Nelle grandi città italiane come Roma, Milano, Bologna, Firenze, Napoli e Bari, trasferirsi nelle zone più periferiche spesso offre vantaggi economici significativi. Ma quanto ammonta esattamente la percentuale di risparmio? E in che misura varia a seconda che si scelga di acquistare o affittare? Immobiliare.it Insights ha condotto un confronto sui costi di acquisto e locazione tra il centro urbano e la periferia in alcune delle principali città italiane. In questo approfondimento analizzeremo il caso di Milano.

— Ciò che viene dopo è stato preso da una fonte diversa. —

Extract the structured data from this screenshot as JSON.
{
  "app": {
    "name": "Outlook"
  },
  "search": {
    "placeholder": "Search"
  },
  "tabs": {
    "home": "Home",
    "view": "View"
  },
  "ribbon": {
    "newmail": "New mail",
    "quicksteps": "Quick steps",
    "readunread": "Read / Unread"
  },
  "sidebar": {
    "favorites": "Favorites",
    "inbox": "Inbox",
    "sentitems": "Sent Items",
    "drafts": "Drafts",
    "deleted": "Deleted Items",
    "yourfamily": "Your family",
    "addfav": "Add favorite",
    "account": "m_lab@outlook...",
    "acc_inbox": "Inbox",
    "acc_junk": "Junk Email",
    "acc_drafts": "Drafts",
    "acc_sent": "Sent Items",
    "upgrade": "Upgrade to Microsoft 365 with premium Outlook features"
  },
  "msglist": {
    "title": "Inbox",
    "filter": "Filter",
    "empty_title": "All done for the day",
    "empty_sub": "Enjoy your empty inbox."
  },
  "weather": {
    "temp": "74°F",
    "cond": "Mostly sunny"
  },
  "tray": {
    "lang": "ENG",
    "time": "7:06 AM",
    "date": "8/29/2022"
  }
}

Ecco quanto si risparmia comprando casa in periferia a Milano
L’acquisto di un appartamento nel cuore di Milano ha un costo medio di 7.336 euro al metro quadro, mentre nella prima periferia, oltre la linea della circolare 90/91, il prezzo si riduce a 3.833 euro al metro quadro, con un risparmio del 48%.

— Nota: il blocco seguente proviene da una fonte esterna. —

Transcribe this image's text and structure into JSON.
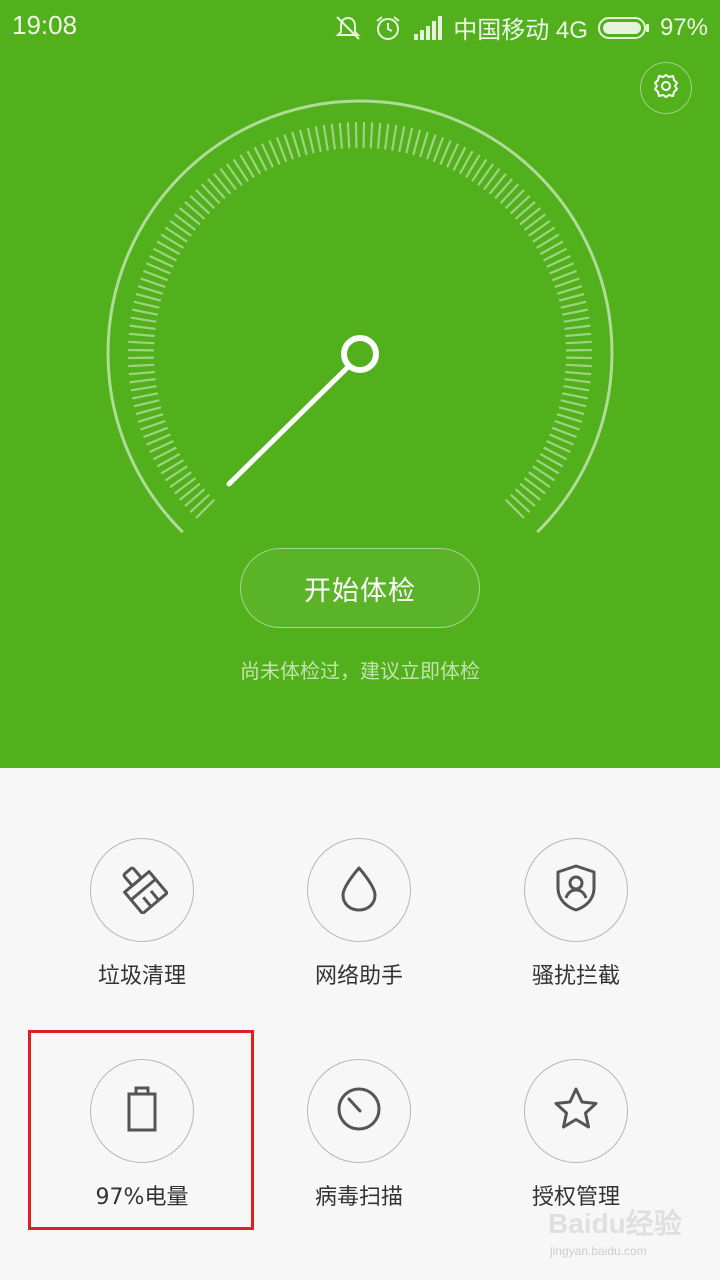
{
  "status_bar": {
    "time": "19:08",
    "carrier": "中国移动 4G",
    "battery": "97%",
    "icons": [
      "notifications-off-icon",
      "alarm-icon",
      "signal-icon",
      "battery-icon"
    ]
  },
  "header": {
    "settings_icon": "gear-icon",
    "start_button": "开始体检",
    "hint": "尚未体检过，建议立即体检"
  },
  "tools": [
    {
      "label": "垃圾清理",
      "icon": "broom-icon"
    },
    {
      "label": "网络助手",
      "icon": "droplet-icon"
    },
    {
      "label": "骚扰拦截",
      "icon": "shield-user-icon"
    },
    {
      "label": "97%电量",
      "icon": "battery-icon"
    },
    {
      "label": "病毒扫描",
      "icon": "scan-icon"
    },
    {
      "label": "授权管理",
      "icon": "star-icon"
    }
  ],
  "colors": {
    "primary": "#51b01b",
    "background": "#f7f7f7",
    "highlight": "#e02020"
  },
  "watermark": {
    "logo": "Baidu经验",
    "url": "jingyan.baidu.com"
  }
}
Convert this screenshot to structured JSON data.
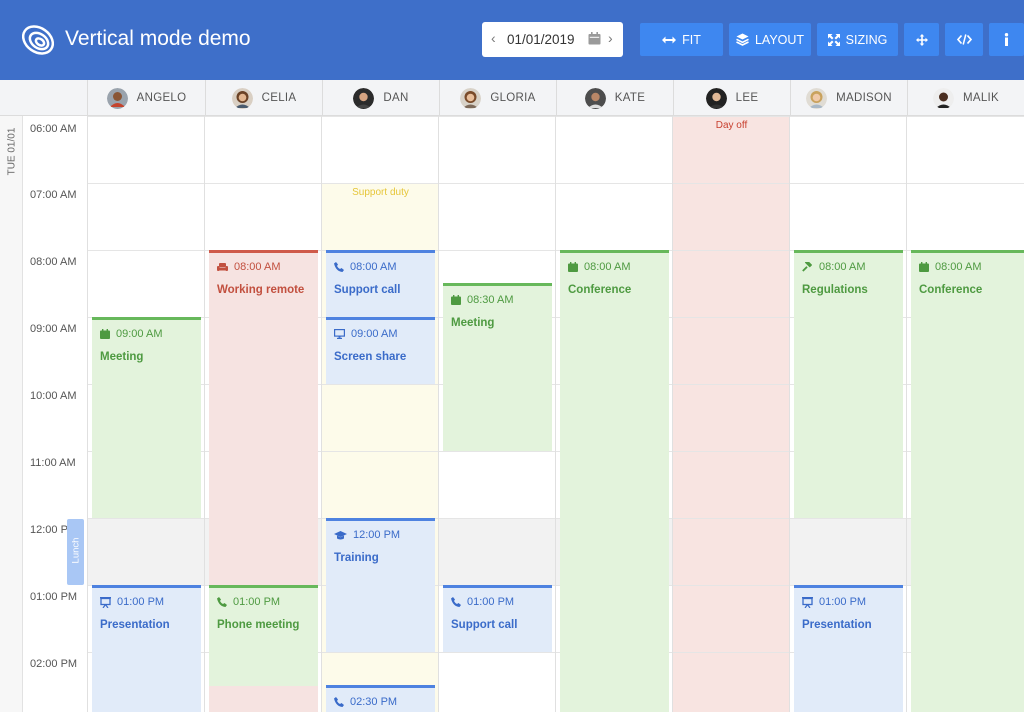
{
  "app": {
    "title": "Vertical mode demo",
    "date": "01/01/2019",
    "accent_color": "#3e6fc9",
    "button_color": "#3e87f0"
  },
  "toolbar": {
    "fit_label": "FIT",
    "layout_label": "LAYOUT",
    "sizing_label": "SIZING",
    "icons": [
      "arrows-horizontal-icon",
      "layers-icon",
      "expand-icon",
      "move-icon",
      "code-icon",
      "info-icon"
    ]
  },
  "day_label": "TUE 01/01",
  "times": [
    "06:00 AM",
    "07:00 AM",
    "08:00 AM",
    "09:00 AM",
    "10:00 AM",
    "11:00 AM",
    "12:00 PM",
    "01:00 PM",
    "02:00 PM"
  ],
  "resources": [
    "ANGELO",
    "CELIA",
    "DAN",
    "GLORIA",
    "KATE",
    "LEE",
    "MADISON",
    "MALIK"
  ],
  "background_labels": {
    "support_duty": "Support duty",
    "day_off": "Day off",
    "lunch": "Lunch"
  },
  "events": [
    {
      "resource": "ANGELO",
      "time": "09:00 AM",
      "name": "Meeting",
      "icon": "calendar-icon",
      "color": "green"
    },
    {
      "resource": "ANGELO",
      "time": "01:00 PM",
      "name": "Presentation",
      "icon": "presentation-icon",
      "color": "blue"
    },
    {
      "resource": "CELIA",
      "time": "08:00 AM",
      "name": "Working remote",
      "icon": "couch-icon",
      "color": "red"
    },
    {
      "resource": "CELIA",
      "time": "01:00 PM",
      "name": "Phone meeting",
      "icon": "phone-icon",
      "color": "green"
    },
    {
      "resource": "DAN",
      "time": "08:00 AM",
      "name": "Support call",
      "icon": "phone-icon",
      "color": "blue"
    },
    {
      "resource": "DAN",
      "time": "09:00 AM",
      "name": "Screen share",
      "icon": "monitor-icon",
      "color": "blue"
    },
    {
      "resource": "DAN",
      "time": "12:00 PM",
      "name": "Training",
      "icon": "graduation-cap-icon",
      "color": "blue"
    },
    {
      "resource": "DAN",
      "time": "02:30 PM",
      "name": "",
      "icon": "phone-icon",
      "color": "blue"
    },
    {
      "resource": "GLORIA",
      "time": "08:30 AM",
      "name": "Meeting",
      "icon": "calendar-icon",
      "color": "green"
    },
    {
      "resource": "GLORIA",
      "time": "01:00 PM",
      "name": "Support call",
      "icon": "phone-icon",
      "color": "blue"
    },
    {
      "resource": "KATE",
      "time": "08:00 AM",
      "name": "Conference",
      "icon": "calendar-icon",
      "color": "green"
    },
    {
      "resource": "MADISON",
      "time": "08:00 AM",
      "name": "Regulations",
      "icon": "hammer-icon",
      "color": "green"
    },
    {
      "resource": "MADISON",
      "time": "01:00 PM",
      "name": "Presentation",
      "icon": "presentation-icon",
      "color": "blue"
    },
    {
      "resource": "MALIK",
      "time": "08:00 AM",
      "name": "Conference",
      "icon": "calendar-icon",
      "color": "green"
    }
  ]
}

Si tratta però di una media: ogni quartiere di Milano ha la sua specifica quotazione immobiliare. Per conoscere i prezzi delle case di ogni micro-zona del capoluogo lombardo consigliamo l’utilizzo di Stima Mediem.

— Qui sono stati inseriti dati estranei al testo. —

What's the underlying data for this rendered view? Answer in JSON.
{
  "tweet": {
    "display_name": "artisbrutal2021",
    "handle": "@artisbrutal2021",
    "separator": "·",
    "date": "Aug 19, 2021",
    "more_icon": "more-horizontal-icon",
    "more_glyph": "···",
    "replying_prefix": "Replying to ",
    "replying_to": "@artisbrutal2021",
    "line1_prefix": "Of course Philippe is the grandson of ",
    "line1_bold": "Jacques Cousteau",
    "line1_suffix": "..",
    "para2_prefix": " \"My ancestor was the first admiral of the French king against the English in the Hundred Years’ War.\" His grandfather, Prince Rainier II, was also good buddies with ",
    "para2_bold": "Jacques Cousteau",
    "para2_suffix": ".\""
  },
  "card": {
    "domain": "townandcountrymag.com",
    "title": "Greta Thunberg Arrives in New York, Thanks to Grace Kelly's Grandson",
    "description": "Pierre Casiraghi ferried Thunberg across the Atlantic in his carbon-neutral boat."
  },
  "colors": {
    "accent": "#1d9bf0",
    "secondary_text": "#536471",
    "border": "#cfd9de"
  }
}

«Osserviamo che nelle città più grandi e dinamiche i prezzi al metro quadro dei quartieri centrali raggiungono punte davvero elevate, che spingono i giovani lavoratori verso la più sostenibile periferia. Nei centri urbani di dimensioni più contenute, pensiamo a Bologna o Firenze, il divario si riduce, ma resta difficile il percorso di acquisto della propria casa – evidenzia Carlo Giordano, Board Member di Immobiliare.it – È ora importante, se non necessario, attivare sostegni all’acquisto per la fascia giovane della popolazione, in modo da aiutare la costruzione del legame tra la città e i suoi nuovi residenti».
Analizzando i dati Immobiliare.it Insights relativi agli affitti, la forbice si riduce e lo “sconto periferia" si attesta intorno al -23%. Infatti, se per la zona più centrale la media per affittare un'abitazione a Milano è di poco meno di 25 euro al metro quadro, nelle zone periferiche i canoni registrano una media di 19,2 euro al metro quadro.